There is a certain irony that the fate of both party leaders lies with people they have an uneasy relationship with - who represent a side of the party (old Etonian and old Labour) that they would much prefer to distance themselves from.

The polls indicate it will be a close run fight, with a YouGov poll in February showing Livingstone edging it by 3 points, but a more recent poll in June showing Boris ahead by 7 points. The key battleground will be for first preference votes. At the last election, Boris won clearly on first preferences: even though Labour narrowly got more second preferences, they would have needed 84% of these to win. In 2008, Labour actually got more votes in the first ballot than they did in 2004, but the Tories managed an extra 1 million votes to get them over the finishing line.

Both Ken and Boris managed to squeeze the smaller parties at the last elections, with only 260,000 first preference votes not being cast for Labour or the Tories. A recent YouGov poll indicated the Lib Dems expected to only get 2% of the vote, though this will increase when they finally select a candidate. Senior party officials are pulling out all the stops to prevent Lembit Opik, whose appetite for women and quiz shows has made him a Z list celebrity, from being the official candidate, with many thought to favour the little known Mike Tuffrey, a safe pair of hands Assembly Member who once led the party in Lambeth.

So what does Labour need to do to unseat Boris? The first thing is to run an election campaign which is completely different from the normal strategy in local or parliamentary elections of targeting marginal wards. As London is one big constituency of 5.5 million, Labour needs to increase the turnout in its safe, inner London areas where voters are less inclined to come out and vote than in suburban, Conservative areas. In 2008, Labour won narrow victories in its safe seats, by a few hundred votes, while the Conservatives piled up votes for Boris by 1,000 votes or more in areas like Bromley. At the same time, Labour needs an average swing of 3.1% (not inconceivable) across all GLA seats to win on first preferences.

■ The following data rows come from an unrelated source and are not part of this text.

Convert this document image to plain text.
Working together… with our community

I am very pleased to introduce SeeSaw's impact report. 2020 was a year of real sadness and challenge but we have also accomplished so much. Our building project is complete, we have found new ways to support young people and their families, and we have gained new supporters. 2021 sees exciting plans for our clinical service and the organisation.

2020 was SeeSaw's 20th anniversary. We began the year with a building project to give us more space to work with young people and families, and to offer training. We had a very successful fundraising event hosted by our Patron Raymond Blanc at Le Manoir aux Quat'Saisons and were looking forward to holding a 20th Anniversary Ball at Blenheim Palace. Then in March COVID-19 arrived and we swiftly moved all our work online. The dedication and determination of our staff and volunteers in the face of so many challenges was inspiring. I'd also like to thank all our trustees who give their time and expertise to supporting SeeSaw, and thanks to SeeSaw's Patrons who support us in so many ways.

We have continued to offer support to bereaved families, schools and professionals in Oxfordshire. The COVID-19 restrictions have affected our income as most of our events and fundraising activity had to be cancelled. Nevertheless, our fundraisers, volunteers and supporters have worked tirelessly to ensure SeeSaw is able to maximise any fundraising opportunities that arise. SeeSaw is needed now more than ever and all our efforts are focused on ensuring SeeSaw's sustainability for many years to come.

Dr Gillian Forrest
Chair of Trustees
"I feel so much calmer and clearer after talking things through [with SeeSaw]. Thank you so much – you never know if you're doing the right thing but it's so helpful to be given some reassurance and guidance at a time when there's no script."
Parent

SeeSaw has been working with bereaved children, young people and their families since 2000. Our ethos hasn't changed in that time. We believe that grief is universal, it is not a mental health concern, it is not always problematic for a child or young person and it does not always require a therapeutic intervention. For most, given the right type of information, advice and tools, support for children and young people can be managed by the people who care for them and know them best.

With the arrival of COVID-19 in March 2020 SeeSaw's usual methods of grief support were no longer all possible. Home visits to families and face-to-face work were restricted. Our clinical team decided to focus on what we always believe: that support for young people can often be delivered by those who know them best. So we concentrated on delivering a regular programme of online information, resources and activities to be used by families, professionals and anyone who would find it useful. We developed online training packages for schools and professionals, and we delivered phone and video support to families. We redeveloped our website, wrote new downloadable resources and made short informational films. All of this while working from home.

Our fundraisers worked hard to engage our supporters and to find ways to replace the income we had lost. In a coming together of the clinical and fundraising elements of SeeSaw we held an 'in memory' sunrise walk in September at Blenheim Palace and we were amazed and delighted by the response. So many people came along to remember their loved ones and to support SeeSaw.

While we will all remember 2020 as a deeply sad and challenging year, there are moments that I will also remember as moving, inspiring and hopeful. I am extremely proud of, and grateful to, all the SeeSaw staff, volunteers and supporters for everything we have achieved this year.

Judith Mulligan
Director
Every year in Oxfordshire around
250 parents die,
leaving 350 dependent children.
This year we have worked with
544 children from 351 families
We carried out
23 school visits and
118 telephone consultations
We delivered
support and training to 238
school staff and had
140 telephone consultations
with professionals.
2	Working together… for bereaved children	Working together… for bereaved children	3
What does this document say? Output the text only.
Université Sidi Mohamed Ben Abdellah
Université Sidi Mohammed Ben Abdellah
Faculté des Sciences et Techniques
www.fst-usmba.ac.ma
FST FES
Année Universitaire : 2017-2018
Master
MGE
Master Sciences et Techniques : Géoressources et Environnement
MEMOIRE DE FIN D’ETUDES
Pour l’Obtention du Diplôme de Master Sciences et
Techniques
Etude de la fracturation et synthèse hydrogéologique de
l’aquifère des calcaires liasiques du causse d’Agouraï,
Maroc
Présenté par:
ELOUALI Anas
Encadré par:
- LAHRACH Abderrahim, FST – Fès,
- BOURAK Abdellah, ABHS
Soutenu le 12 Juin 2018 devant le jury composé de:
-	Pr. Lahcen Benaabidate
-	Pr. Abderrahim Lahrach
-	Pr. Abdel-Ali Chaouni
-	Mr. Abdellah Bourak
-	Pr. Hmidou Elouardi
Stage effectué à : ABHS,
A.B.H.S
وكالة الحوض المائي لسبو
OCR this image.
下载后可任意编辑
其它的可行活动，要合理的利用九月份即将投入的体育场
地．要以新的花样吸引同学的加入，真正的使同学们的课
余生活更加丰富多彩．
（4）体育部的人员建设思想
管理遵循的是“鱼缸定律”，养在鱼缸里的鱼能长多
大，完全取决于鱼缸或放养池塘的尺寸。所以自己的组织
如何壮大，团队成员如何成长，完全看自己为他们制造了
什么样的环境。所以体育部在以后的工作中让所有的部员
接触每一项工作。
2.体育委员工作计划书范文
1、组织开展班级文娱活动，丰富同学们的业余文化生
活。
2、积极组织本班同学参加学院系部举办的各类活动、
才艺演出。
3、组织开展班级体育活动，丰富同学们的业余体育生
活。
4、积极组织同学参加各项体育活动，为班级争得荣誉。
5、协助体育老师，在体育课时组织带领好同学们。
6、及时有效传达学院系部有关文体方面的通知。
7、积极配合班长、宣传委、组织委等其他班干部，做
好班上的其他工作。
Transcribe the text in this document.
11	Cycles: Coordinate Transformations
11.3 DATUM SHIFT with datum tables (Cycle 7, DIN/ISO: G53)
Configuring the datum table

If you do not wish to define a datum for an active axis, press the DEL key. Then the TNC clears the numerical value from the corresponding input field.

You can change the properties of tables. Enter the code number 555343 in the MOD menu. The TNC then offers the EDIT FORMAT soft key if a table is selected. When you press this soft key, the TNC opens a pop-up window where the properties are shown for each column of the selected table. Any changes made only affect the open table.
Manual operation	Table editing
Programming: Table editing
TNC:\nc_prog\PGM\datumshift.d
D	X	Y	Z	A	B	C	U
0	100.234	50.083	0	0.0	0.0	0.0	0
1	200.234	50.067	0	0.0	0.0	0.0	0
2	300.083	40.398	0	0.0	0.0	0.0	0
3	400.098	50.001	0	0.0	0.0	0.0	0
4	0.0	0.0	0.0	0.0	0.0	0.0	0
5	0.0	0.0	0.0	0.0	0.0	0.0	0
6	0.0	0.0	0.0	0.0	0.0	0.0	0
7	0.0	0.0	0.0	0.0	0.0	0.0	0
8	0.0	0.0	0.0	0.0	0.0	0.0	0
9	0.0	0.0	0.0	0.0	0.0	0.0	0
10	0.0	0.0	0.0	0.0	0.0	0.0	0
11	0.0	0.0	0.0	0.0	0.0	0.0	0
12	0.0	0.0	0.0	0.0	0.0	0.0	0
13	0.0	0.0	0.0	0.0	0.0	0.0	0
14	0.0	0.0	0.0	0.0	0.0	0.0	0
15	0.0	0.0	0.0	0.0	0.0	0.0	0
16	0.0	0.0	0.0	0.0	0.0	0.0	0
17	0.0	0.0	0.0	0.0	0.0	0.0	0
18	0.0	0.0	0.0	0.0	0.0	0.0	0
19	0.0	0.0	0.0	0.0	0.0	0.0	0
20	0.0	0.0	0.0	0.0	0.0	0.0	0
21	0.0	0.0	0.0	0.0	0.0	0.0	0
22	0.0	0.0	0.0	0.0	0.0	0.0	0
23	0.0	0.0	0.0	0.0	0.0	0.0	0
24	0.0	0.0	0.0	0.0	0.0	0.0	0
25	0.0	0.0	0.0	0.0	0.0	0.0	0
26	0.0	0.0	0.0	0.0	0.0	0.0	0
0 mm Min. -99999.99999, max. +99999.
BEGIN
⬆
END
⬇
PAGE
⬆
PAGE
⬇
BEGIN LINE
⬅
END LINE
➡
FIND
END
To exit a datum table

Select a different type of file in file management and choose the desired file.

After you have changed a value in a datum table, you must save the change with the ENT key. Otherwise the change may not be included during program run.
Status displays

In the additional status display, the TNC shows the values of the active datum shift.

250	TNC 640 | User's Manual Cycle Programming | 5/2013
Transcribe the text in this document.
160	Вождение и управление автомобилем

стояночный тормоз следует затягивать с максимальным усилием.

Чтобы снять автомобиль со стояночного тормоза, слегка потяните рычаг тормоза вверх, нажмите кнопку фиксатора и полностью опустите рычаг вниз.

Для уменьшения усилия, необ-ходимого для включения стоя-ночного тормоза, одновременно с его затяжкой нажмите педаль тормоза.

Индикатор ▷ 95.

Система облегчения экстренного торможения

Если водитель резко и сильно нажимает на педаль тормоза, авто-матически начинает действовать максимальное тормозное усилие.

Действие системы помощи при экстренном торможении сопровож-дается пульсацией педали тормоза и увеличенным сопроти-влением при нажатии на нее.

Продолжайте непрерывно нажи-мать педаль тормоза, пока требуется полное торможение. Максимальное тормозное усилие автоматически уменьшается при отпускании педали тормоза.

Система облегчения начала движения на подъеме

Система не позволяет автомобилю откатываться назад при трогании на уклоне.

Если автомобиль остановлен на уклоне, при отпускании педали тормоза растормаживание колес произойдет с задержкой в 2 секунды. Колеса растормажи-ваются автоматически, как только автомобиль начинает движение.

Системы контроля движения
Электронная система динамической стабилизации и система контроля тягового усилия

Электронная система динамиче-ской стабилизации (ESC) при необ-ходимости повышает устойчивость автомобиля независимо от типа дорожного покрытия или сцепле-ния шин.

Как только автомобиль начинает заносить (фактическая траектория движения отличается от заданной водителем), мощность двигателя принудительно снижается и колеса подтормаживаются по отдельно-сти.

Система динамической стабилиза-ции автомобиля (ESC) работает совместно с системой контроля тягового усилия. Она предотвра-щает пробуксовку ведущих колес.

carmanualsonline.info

Ken's team have learnt the lessons from the last elections, when the Tories managed to portray him as a Zone 1 mayor, and pile up votes in outer London seats, in what was dubbed the 'donut strategy'. The challenge for Ken is to appeal to voters that feel disconnected from central London - those who do not live on the tube network, might have a Kent postcode and don't commute into zone 1, but live and work locally. An entirely different set of issues will motivate them to go to the polls next year. At the same time, Ken has to engage with those voters who abandoned his coalition last time, especially such as the white working classes, LGBT voters, the Jewish community as well as first time voters who will not remember his time in office either at the GLC or the GLA. He is holding a series of 'Tell Ken' events across London, particularly in outer boroughs to demonstrate he is listening to people's concerns.

The final element is to make the election a choice between Labour and the Conservatives rather than a straight personality fight - Labour is more popular than Ken personally, and Labour is said to be 20 points ahead of the Tories in London, according to internal Conservative polling. Boris's strategy is simple. He has to spend the next 10 months distancing himself from David Cameron and the coalition as much as is humanly possible, something which has been agreed with No10. So expect to see more articles like his one in The Sun which slammed a 'soft justice' system the day before Ken Clarke announced plans on sentencing reform.

While Boris is allowed to go off-piste by Conservative high command, Labour is desperate to pin him down as a 'True blue Tory'. They point to the appointment of Eddie Lister, Thatcher's favourite council leader to his Mayoral team, in addition to cuts to transport funding and police numbers as evidence of his right wing credentials.

Whatever happens over the next months, it will be an incredibly tough fight. They may not be spring chickens any more, but both Ken and Boris are two of the canniest politicians in the UK right now.